Fachanwalt für Handels- und Gesellschaftsrecht

30. Januar 2017

Sozialversicherungsfreiheit von Minderheits-Gesellschafter-Geschäftsführern ohne generelle Sperrminorität – wie ist das gestaltbar?

Ein Gesellschafter-Geschäftsführer einer GmbH, bei der Gesellschafterbeschlüsse mit einfacher Mehrheit gefasst werden und an der der Gesellschafter-Geschäftsführer zu weniger als 50 % beteiligt ist, ist in der Regel abhängig beschäftigt, weil er den Weisungen der Gesellschafterversammlung unterliegt. Er unterliegt daher grundsätzlich der Sozialversicherungspflicht.

Von dieser Grundregel gibt es seit jeher in bestimmten Fallkonstellationen Ausnahmen.

Ein solcher Ausnahmefall lag auch dem Sozialgericht Reutlingen zur Entscheidung vor. In dem Fall hatte der mit nur 24 % am Gesellschaftskapital beteiligte Geschäftsführer einen Statusfeststellungsantrag gestellt und in diesem Verfahren die Auffassung vertreten, er sei bei seiner Geschäftsführungstätigkeit im Wesentlichen weisungsfrei und unterliege daher nicht der Sozialversicherungspflicht. Die Beklagte hatte entgegen der Auffassung des Klägers durch Bescheid das Vorliegen eines sozialversicherungspflichtigen Beschäftigungsverhältnisses festgestellt. Dagegen richtete sich die Klage.

Der Gesellschaftsvertrag der GmbH enthielt in § 6 Absatz 7 die Regelung, dass auch betroffene Gesellschafter, welche zum Geschäftsführer bestellt sind, im Rahmen von sonst mit einer Mehrheit von 75 % möglichen Beschlüssen zur Änderung des Gesellschaftsvertrages in jedem Fall zustimmen müssen, wenn Beschlüsse über die Bestellung und Abberufung von Geschäftsführern oder über den Abschluss, die Änderung und Kündigung von Anstellungsverträgen gefasst werden sollen, sofern die betroffenen Personen Gesellschafter sind. Insofern stellte der Gesellschaftsvertrag zusätzliche Anforderungen für eine Satzungsänderung im Sinne von § 53 Absatz 2 Satz 2 GmbHG auf. Im Geschäftsführeranstellungsvertrag war geregelt, dass der Kläger seine Tätigkeit als Geschäftsführer unter Berücksichtigung der maßgeblichen Gesetze, der Satzung und seines Anstellungsvertrages nach eigenem Ermessen und weisungsfrei ausübt (Textziffer 2.2 des Geschäftsführeranstellungsvertrags). An anderen Stellen des Anstellungsvertrages wie auch im Gesellschaftsvertrag selbst waren keine nennenswerten Beschränkungen des Klägers in Bezug auf die Leitung der Geschäfte der Gesellschaft enthalten. Der Geschäftsführeranstellungsvertrag, der nur durch einen Beschluss mit Zustimmung des betroffenen Gesellschafter – Geschäftsführers geändert werden konnte, sicherte mithin dem Kläger bei der Führung der Geschäfte der GmbH im Wesentlichen Weisungsfreiheit.

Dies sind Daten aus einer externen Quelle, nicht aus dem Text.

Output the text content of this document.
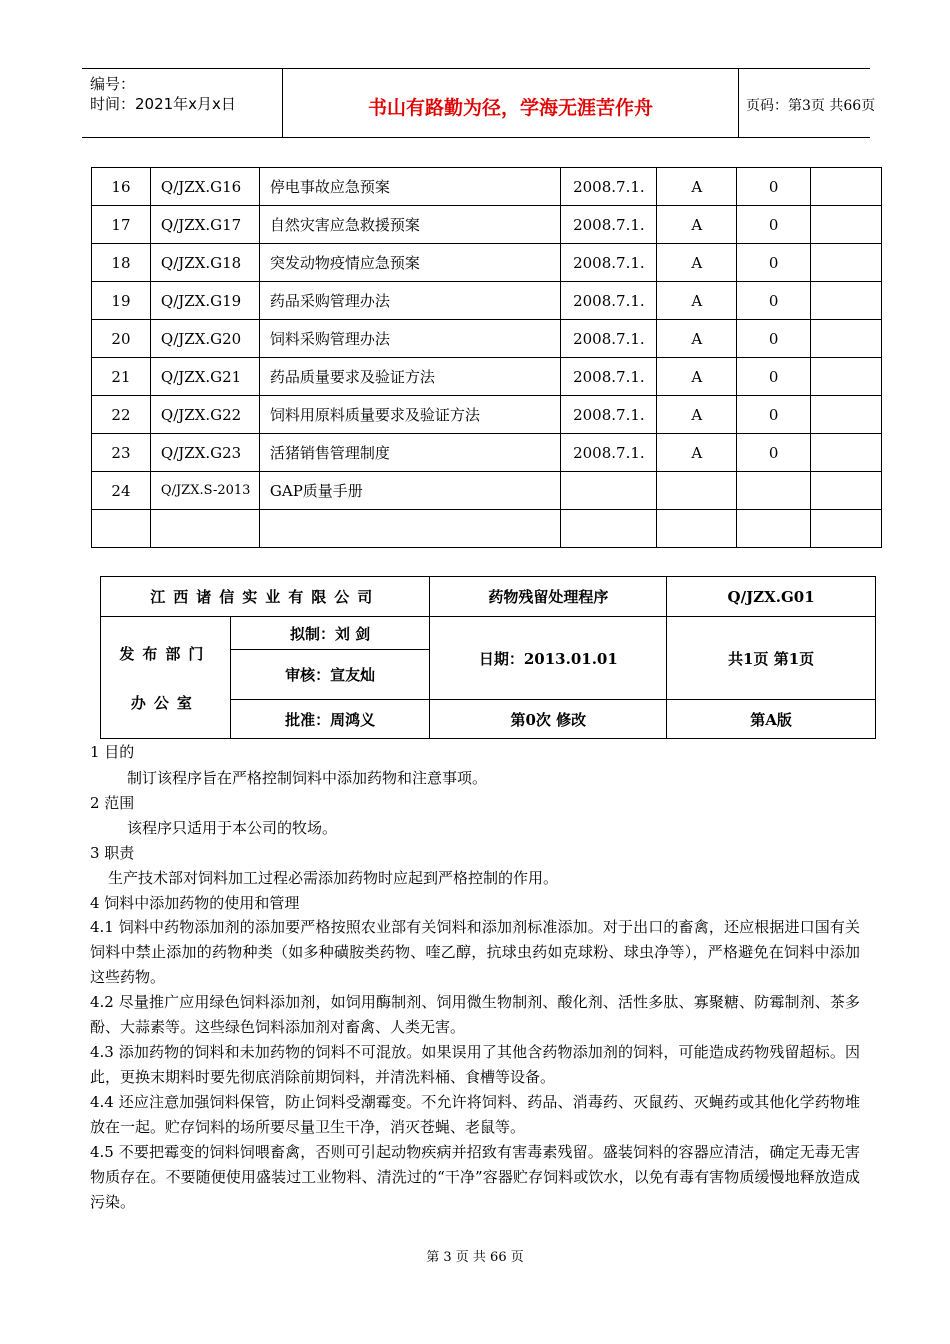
编号：
时间：2021年x月x日	书山有路勤为径，学海无涯苦作舟	页码：第3页 共66页
16	Q/JZX.G16	停电事故应急预案	2008.7.1.	A	0	
17	Q/JZX.G17	自然灾害应急救援预案	2008.7.1.	A	0	
18	Q/JZX.G18	突发动物疫情应急预案	2008.7.1.	A	0	
19	Q/JZX.G19	药品采购管理办法	2008.7.1.	A	0	
20	Q/JZX.G20	饲料采购管理办法	2008.7.1.	A	0	
21	Q/JZX.G21	药品质量要求及验证方法	2008.7.1.	A	0	
22	Q/JZX.G22	饲料用原料质量要求及验证方法	2008.7.1.	A	0	
23	Q/JZX.G23	活猪销售管理制度	2008.7.1.	A	0	
24	Q/JZX.S-2013	GAP质量手册				

江西诸信实业有限公司		药物残留处理程序	Q/JZX.G01

发布部门
办公室	拟制：刘 剑	日期：2013.01.01	共1页 第1页
	审核：宣友灿		
	批准：周鸿义	第0次 修改	第A版
1 目的
制订该程序旨在严格控制饲料中添加药物和注意事项。
2 范围
该程序只适用于本公司的牧场。
3 职责
生产技术部对饲料加工过程必需添加药物时应起到严格控制的作用。
4 饲料中添加药物的使用和管理
4.1 饲料中药物添加剂的添加要严格按照农业部有关饲料和添加剂标准添加。对于出口的畜禽，还应根据进口国有关饲料中禁止添加的药物种类（如多种磺胺类药物、喹乙醇，抗球虫药如克球粉、球虫净等），严格避免在饲料中添加这些药物。
4.2 尽量推广应用绿色饲料添加剂，如饲用酶制剂、饲用微生物制剂、酸化剂、活性多肽、寡聚糖、防霉制剂、茶多酚、大蒜素等。这些绿色饲料添加剂对畜禽、人类无害。
4.3 添加药物的饲料和未加药物的饲料不可混放。如果误用了其他含药物添加剂的饲料，可能造成药物残留超标。因此，更换末期料时要先彻底消除前期饲料，并清洗料桶、食槽等设备。
4.4 还应注意加强饲料保管，防止饲料受潮霉变。不允许将饲料、药品、消毒药、灭鼠药、灭蝇药或其他化学药物堆放在一起。贮存饲料的场所要尽量卫生干净，消灭苍蝇、老鼠等。
4.5 不要把霉变的饲料饲喂畜禽，否则可引起动物疾病并招致有害毒素残留。盛装饲料的容器应清洁，确定无毒无害物质存在。不要随便使用盛装过工业物料、清洗过的“干净”容器贮存饲料或饮水，以免有毒有害物质缓慢地释放造成污染。
第 3 页 共 66 页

Diese Rechtsmacht des Klägers, über die typischerweise nur derjenige Gesellschafter-Geschäftsführer verfügt, der mehrheitlich an einer Gesellschaft beteiligt ist oder dem satzungsmäßig eine Sperrminorität gegen unliebsame Gesellschafterbeschlüsse eingeräumt ist, sah das Sozialgericht als ausreichende Grundlage für die Annahme weisungsfreier selbständiger Tätigkeit entgegen § 7 Absatz 1 Satz 1 SGB IV an und gab der Klage statt.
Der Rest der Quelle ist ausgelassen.